Metastable oxygen atom velocity and temperature in supersonic CO2 plasma expansions

Abstract

Radial and axial velocity distribution functions of metastable oxygen atoms were obtained by way of resonant laser induced fluorescence spectroscopy at 777.19 nm in rarefied supersonic plasma jets produced from pure CO2 and CO2–N2 gas mixtures. The N2 seeded fraction is 3% in volume in order to mimic the Martian atmosphere composition. The measured lineshapes allow computation of the mean radial velocity and the perpendicular temperature, with respect to the jet axis, as well as the mean axial velocity and the parallel temperature. With an arcjet plasma source input power of 6.5 kW, the metastable O(5S) atom axial velocity is around 4500 m s−1 and the atom perpendicular temperature reaches 4500 K at the nozzle outlet.

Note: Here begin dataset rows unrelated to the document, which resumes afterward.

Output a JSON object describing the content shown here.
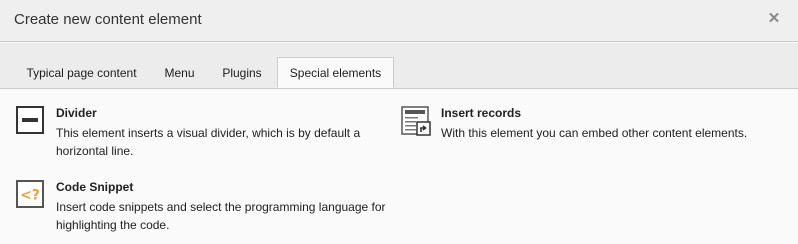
{
  "dialog": {
    "title": "Create new content element",
    "close_glyph": "✕",
    "close_icon": "close-icon"
  },
  "tabs": [
    {
      "label": "Typical page content",
      "active": false
    },
    {
      "label": "Menu",
      "active": false
    },
    {
      "label": "Plugins",
      "active": false
    },
    {
      "label": "Special elements",
      "active": true
    }
  ],
  "elements": [
    {
      "title": "Divider",
      "description": "This element inserts a visual divider, which is by default a horizontal line.",
      "icon": "divider-icon"
    },
    {
      "title": "Insert records",
      "description": "With this element you can embed other content elements.",
      "icon": "insert-records-icon"
    },
    {
      "title": "Code Snippet",
      "description": "Insert code snippets and select the programming language for highlighting the code.",
      "icon": "code-snippet-icon",
      "icon_text": "<?"
    }
  ],
  "colors": {
    "icon_accent": "#e8a33d",
    "icon_dark": "#333333"
  }
}
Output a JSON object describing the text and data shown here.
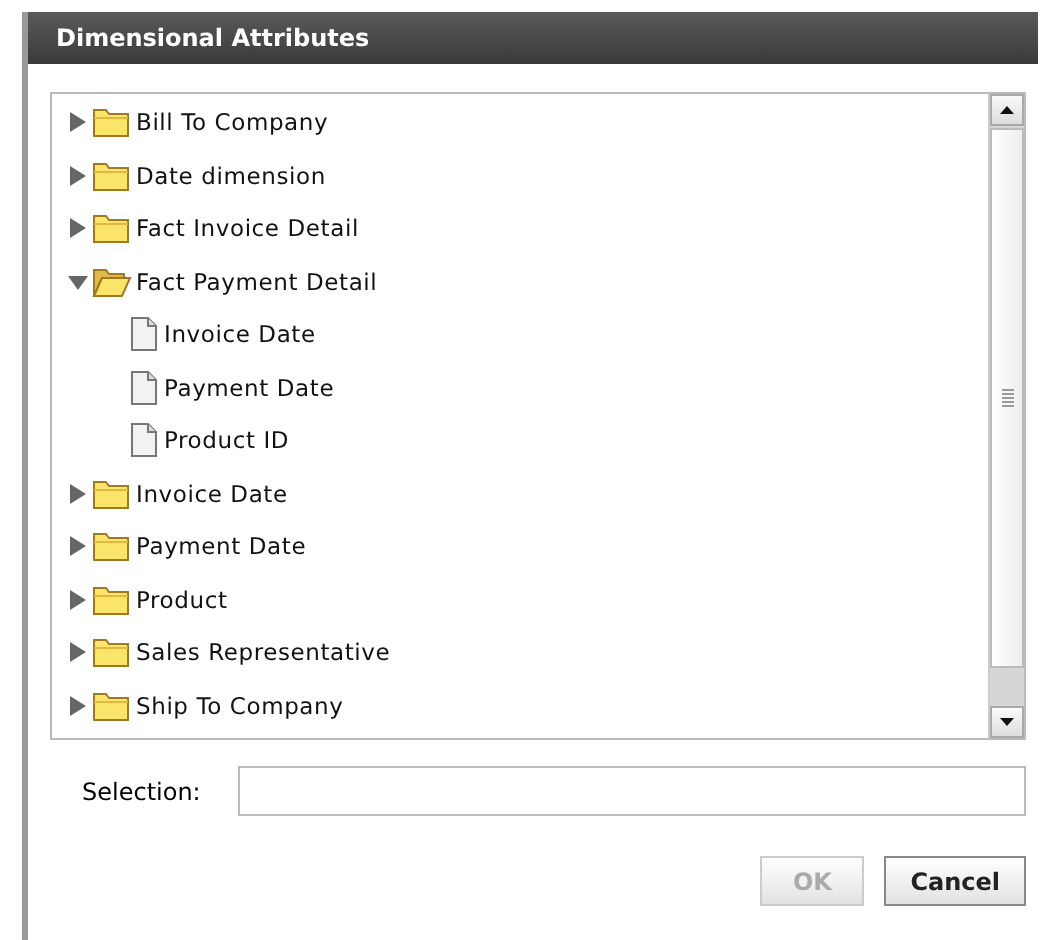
{
  "window": {
    "title": "Dimensional Attributes"
  },
  "tree": [
    {
      "kind": "folder",
      "label": "Bill To Company",
      "expanded": false
    },
    {
      "kind": "folder",
      "label": "Date dimension",
      "expanded": false
    },
    {
      "kind": "folder",
      "label": "Fact Invoice Detail",
      "expanded": false
    },
    {
      "kind": "folder",
      "label": "Fact Payment Detail",
      "expanded": true,
      "children": [
        {
          "kind": "file",
          "label": "Invoice Date"
        },
        {
          "kind": "file",
          "label": "Payment Date"
        },
        {
          "kind": "file",
          "label": "Product ID"
        }
      ]
    },
    {
      "kind": "folder",
      "label": "Invoice Date",
      "expanded": false
    },
    {
      "kind": "folder",
      "label": "Payment Date",
      "expanded": false
    },
    {
      "kind": "folder",
      "label": "Product",
      "expanded": false
    },
    {
      "kind": "folder",
      "label": "Sales Representative",
      "expanded": false
    },
    {
      "kind": "folder",
      "label": "Ship To Company",
      "expanded": false
    }
  ],
  "selection": {
    "label": "Selection:"
  },
  "buttons": [
    {
      "label": "OK",
      "disabled": true
    },
    {
      "label": "Cancel",
      "disabled": false
    }
  ]
}
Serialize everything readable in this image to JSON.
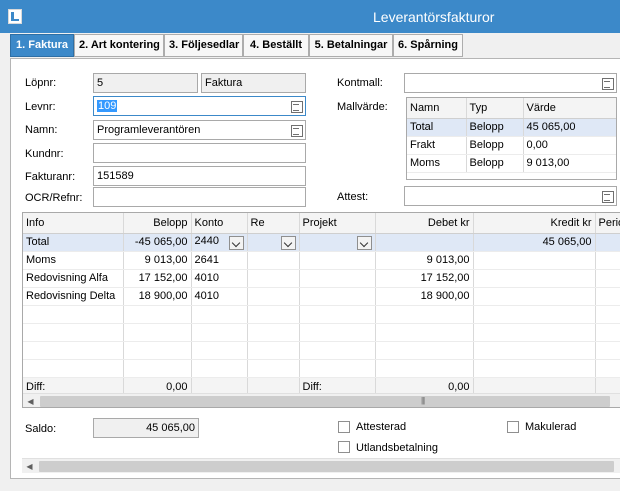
{
  "window": {
    "title": "Leverantörsfakturor"
  },
  "tabs": [
    {
      "label": "1. Faktura",
      "active": true
    },
    {
      "label": "2. Art kontering",
      "active": false
    },
    {
      "label": "3. Följesedlar",
      "active": false
    },
    {
      "label": "4. Beställt",
      "active": false
    },
    {
      "label": "5. Betalningar",
      "active": false
    },
    {
      "label": "6. Spårning",
      "active": false
    }
  ],
  "form": {
    "lopnr_label": "Löpnr:",
    "lopnr_value": "5",
    "lopnr_type": "Faktura",
    "levnr_label": "Levnr:",
    "levnr_value": "109",
    "namn_label": "Namn:",
    "namn_value": "Programleverantören",
    "kundnr_label": "Kundnr:",
    "kundnr_value": "",
    "fakturanr_label": "Fakturanr:",
    "fakturanr_value": "151589",
    "ocr_label": "OCR/Refnr:",
    "ocr_value": "",
    "kontmall_label": "Kontmall:",
    "kontmall_value": "",
    "mallvarde_label": "Mallvärde:",
    "attest_label": "Attest:",
    "attest_value": ""
  },
  "mallvarde": {
    "headers": [
      "Namn",
      "Typ",
      "Värde"
    ],
    "rows": [
      [
        "Total",
        "Belopp",
        "45 065,00"
      ],
      [
        "Frakt",
        "Belopp",
        "0,00"
      ],
      [
        "Moms",
        "Belopp",
        "9 013,00"
      ]
    ]
  },
  "kontering": {
    "headers": [
      "Info",
      "Belopp",
      "Konto",
      "Re",
      "Projekt",
      "Debet kr",
      "Kredit kr",
      "Perio"
    ],
    "rows": [
      [
        "Total",
        "-45 065,00",
        "2440",
        "",
        "",
        "",
        "45 065,00",
        ""
      ],
      [
        "Moms",
        "9 013,00",
        "2641",
        "",
        "",
        "9 013,00",
        "",
        ""
      ],
      [
        "Redovisning Alfa",
        "17 152,00",
        "4010",
        "",
        "",
        "17 152,00",
        "",
        ""
      ],
      [
        "Redovisning Delta",
        "18 900,00",
        "4010",
        "",
        "",
        "18 900,00",
        "",
        ""
      ]
    ],
    "diff_label_1": "Diff:",
    "diff_value_1": "0,00",
    "diff_label_2": "Diff:",
    "diff_value_2": "0,00"
  },
  "footer": {
    "saldo_label": "Saldo:",
    "saldo_value": "45 065,00",
    "attesterad_label": "Attesterad",
    "utlands_label": "Utlandsbetalning",
    "makulerad_label": "Makulerad"
  },
  "colors": {
    "accent": "#3c89c9",
    "selected_row": "#dfe8f6"
  }
}
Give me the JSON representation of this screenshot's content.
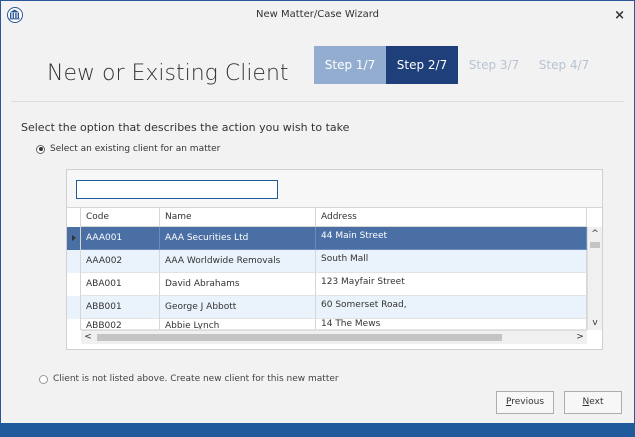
{
  "window": {
    "title": "New Matter/Case Wizard",
    "close_label": "×"
  },
  "header": {
    "heading": "New or Existing Client",
    "steps": [
      {
        "label": "Step 1/7",
        "state": "done"
      },
      {
        "label": "Step 2/7",
        "state": "current"
      },
      {
        "label": "Step 3/7",
        "state": "future"
      },
      {
        "label": "Step 4/7",
        "state": "future"
      }
    ]
  },
  "prompt": "Select the option that describes the action you wish to take",
  "options": {
    "existing_client": {
      "label": "Select an existing client for an matter",
      "checked": true
    },
    "new_client": {
      "label": "Client is not listed above. Create new client for this new matter",
      "checked": false
    }
  },
  "search": {
    "value": "",
    "placeholder": ""
  },
  "grid": {
    "columns": [
      "Code",
      "Name",
      "Address"
    ],
    "rows": [
      {
        "code": "AAA001",
        "name": "AAA Securities Ltd",
        "address": "44 Main Street",
        "selected": true
      },
      {
        "code": "AAA002",
        "name": "AAA Worldwide Removals",
        "address": "South Mall",
        "selected": false
      },
      {
        "code": "ABA001",
        "name": "David Abrahams",
        "address": "123 Mayfair Street",
        "selected": false
      },
      {
        "code": "ABB001",
        "name": "George J Abbott",
        "address": "60 Somerset Road,",
        "selected": false
      },
      {
        "code": "ABB002",
        "name": "Abbie Lynch",
        "address": "14  The Mews",
        "selected": false
      }
    ]
  },
  "buttons": {
    "previous": {
      "accel": "P",
      "rest": "revious"
    },
    "next": {
      "accel": "N",
      "rest": "ext"
    }
  },
  "colors": {
    "accent": "#1f5b9c",
    "step_current": "#1f3f7a",
    "step_done": "#93add0",
    "selected_row": "#4a6fa5"
  }
}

Under identical voltage and current conditions, a small addition of N2 does not change the measured values, i.e. it does not modify the overall energy balance. Distribution of flow parameters along both the radial and the axial directions reveals the existence of a barrel shock wave and a stationary shock front, which originate in shock wave regular reflexion. Flow properties, shock wave structure, departure from thermal equilibrium and impact of the applied power are debated for the two gas mixtures. Finally, the capacity of supersonic plasma expansions to simulate interplanetary probe entry into the Martian atmosphere is discussed in the light of experimental outcomes.